Sharpe’s Ransom. by Bernard Cornwell.

He pushed open the kitchen door. “Got one of the sods,” he announced happily, then went very still. A small bespectacled man was sitting opposite Lucille.

Another man was behind her with a pistol pointing at her black hair. Marie was huddled in the corner chair, while in front of Sharpe, and carrying Sharpe’s old sword that he had taken down from the wall above the spice cupboard, was a tall man with dragoon pigtails framing a face that was as hard as horn.

“Remember me?” The tall man said “Because I remember you.” He pushed the sword forward until its point touched Sharpe’s neck. “I remember you very well, Major Sharpe,” he said, “very well indeed. Welcome home.”

SHARPE sat beside Luciile at his kitchen table. One man stood behind him with a pistol while Sergeant Guy Challon chopped Sharpe’s sword into the table’s edge. “A clumsy weapon,” he said derisively. “It works better on Frenchmen than on tables,” Sharpe said. “Put the sword down, Sergeant!” the small bespectacled man complained. “Put it on the pile. Someone will pay a few francs for it.” He watched as the sergeant added the sword to the pile of silver and other small valuables that was growing beside the kitchen door. The collected loot included Lucille’s small stock of jewelry, among which had been a large ruby that had come from Napoleon’s own treasure chests and the small man had seized on the stone as evidence of Sharpe’s wealth. He had introduced himself as Maitre Henri Lorcet and explained that he was a lawyer. “And I had the honour,” he went on, of drawing up the last will and testament of Major Pierre Ducos. This is it,” he had said, producing a long document that he smoothed on the kitchen table. Now, with the sword safely put away, he tapped the paper as though it somehow gave legitimacy to his presence. “The will mentions the existence of a hoard of gold, once the property of Napoleon Bonaparte. Lorcet looked up at Sharpe, and the wan light flashed off his round spectacle lenses. “Major Ducos was kind enough to bequeath the treasure to me and to Sergeant Challon, and he indicated that you would know where it was to be found.” He paused, “You do know about this gold, Major Sharpe?” “I know about it,” Sharpe admitted. Two-years before, when Napoleon had been banished to Elba, Sharpe had helped rescue the Emperor’s treasure that had been lost on its journey to the island. Pierre Ducos had stolen the gold, and Sergeant Challon had been Ducos’s helper, and though Ducos was long dead, he had somehow reached from his grave to wish this trouble on his old enemy.

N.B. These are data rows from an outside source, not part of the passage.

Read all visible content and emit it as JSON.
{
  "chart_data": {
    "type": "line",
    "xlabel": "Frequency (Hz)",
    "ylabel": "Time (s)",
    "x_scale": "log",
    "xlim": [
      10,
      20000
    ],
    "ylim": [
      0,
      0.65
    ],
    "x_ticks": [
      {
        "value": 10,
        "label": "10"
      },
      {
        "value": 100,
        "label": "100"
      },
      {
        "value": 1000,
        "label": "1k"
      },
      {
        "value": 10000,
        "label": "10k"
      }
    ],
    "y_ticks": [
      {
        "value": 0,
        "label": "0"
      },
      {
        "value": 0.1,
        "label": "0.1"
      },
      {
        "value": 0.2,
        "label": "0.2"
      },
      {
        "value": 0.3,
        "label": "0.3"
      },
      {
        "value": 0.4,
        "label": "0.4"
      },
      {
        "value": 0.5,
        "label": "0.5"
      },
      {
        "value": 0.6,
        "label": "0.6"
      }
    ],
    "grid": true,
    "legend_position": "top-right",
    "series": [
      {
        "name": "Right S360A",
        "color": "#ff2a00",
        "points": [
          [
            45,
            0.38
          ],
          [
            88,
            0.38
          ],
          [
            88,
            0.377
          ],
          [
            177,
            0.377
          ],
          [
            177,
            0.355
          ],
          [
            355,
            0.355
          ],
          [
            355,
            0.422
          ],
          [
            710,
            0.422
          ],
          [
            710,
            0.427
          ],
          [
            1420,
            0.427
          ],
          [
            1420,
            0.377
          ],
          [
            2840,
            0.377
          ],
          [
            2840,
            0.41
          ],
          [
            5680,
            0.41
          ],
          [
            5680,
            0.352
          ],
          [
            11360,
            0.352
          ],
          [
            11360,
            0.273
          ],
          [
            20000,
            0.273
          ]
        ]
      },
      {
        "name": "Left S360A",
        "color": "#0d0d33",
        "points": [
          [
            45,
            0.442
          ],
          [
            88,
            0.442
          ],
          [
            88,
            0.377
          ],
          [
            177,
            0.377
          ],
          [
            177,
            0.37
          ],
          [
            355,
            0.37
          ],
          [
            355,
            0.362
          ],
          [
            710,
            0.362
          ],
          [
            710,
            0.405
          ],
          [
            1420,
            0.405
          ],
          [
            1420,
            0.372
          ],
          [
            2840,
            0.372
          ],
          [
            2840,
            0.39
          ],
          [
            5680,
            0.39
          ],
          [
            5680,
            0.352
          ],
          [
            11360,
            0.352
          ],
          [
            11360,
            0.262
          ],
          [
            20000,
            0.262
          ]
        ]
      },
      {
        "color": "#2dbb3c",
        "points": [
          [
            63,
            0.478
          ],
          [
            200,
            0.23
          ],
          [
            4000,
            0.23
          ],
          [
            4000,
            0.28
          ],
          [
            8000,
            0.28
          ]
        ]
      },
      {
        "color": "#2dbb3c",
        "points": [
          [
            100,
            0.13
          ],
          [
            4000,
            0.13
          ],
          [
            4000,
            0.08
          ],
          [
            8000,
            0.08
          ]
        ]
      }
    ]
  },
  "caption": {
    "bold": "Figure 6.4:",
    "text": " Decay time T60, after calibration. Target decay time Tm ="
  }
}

“WE HAVE nothing!” Lucille insisted, “other than what you see.” Maitre Lorcet took no notice of her protest. “The value of the gold amounted to 200,000 francs, I believe?” Sharpe laughed. “Your friend Ducos spent half of that!”

“So? 100,000 francs,” Lorcet said equably, as well he might, for the halved sum was still close to 50,000 pounds, and a man could live in luxury on 200 pounds a year. “I wasn’t alone when I took that gold,” Sharpe told the lawyer.

“Ask your friend, Sergeant Challon,” he jerked his head at the big man. “I was with General Calvet. You think he didn’t want some of the gold? ” Challon nodded confirmation, but Lorcet merely shrugged. “So you divided the treasure,” he conceded, “but you must have some left, surely?” Sharpe was silent. “I’11 hit him, Maitre,” Challon offered. “I detest violence,” the lawyer said. “Come, Major,” he pleaded with Sharpe, “you have surely not spent it all?” Sharpe sighed as though surrendering to the inevitable. “There’s 40,000 left,” he confessed, and heard Lucille’s gasp of surprise. “Maybe a bit more,” he admitted grudgingly. Henri Lorcet smiled with relief for he had feared there would be nothing at the end of his long quest. “So tell me where it is, Major,” he said, “and we shall take it away and leave you in peace.” It was Sharpe’s turn to smile. “It’s all in a Bank, Lorcet. It’s in Monsieur Plaquet’s bank in the rue Deauville in Caen. It’s in a big iron-cornered box, locked in a stone vault behind an iron-ribbed door and Monsieur Plaquet has one key to the vault and I have the other.” Sergeant Challon spat at the stove, then twisted and untwisted one of the long pigtails that framed his face. Napoleon’s dragoons had all grown the braids, wearing them as a mark of pride, yet few men had kept them since the Emperor’s defeat. Challon had kept his, proclaiming himself a soldier, but a soldier who evidently did not understand the strange and respectable world of banks. “He’s lying,” he growled at the lawyer. “Let me knock the truth out of him.” “So hit me, Sergeant,” Sharpe said, “and then tear the chateau down, and when you find nothing, what will you do then?” “I’ll kill you” Challon suggested, “and take what we already have. Like this.”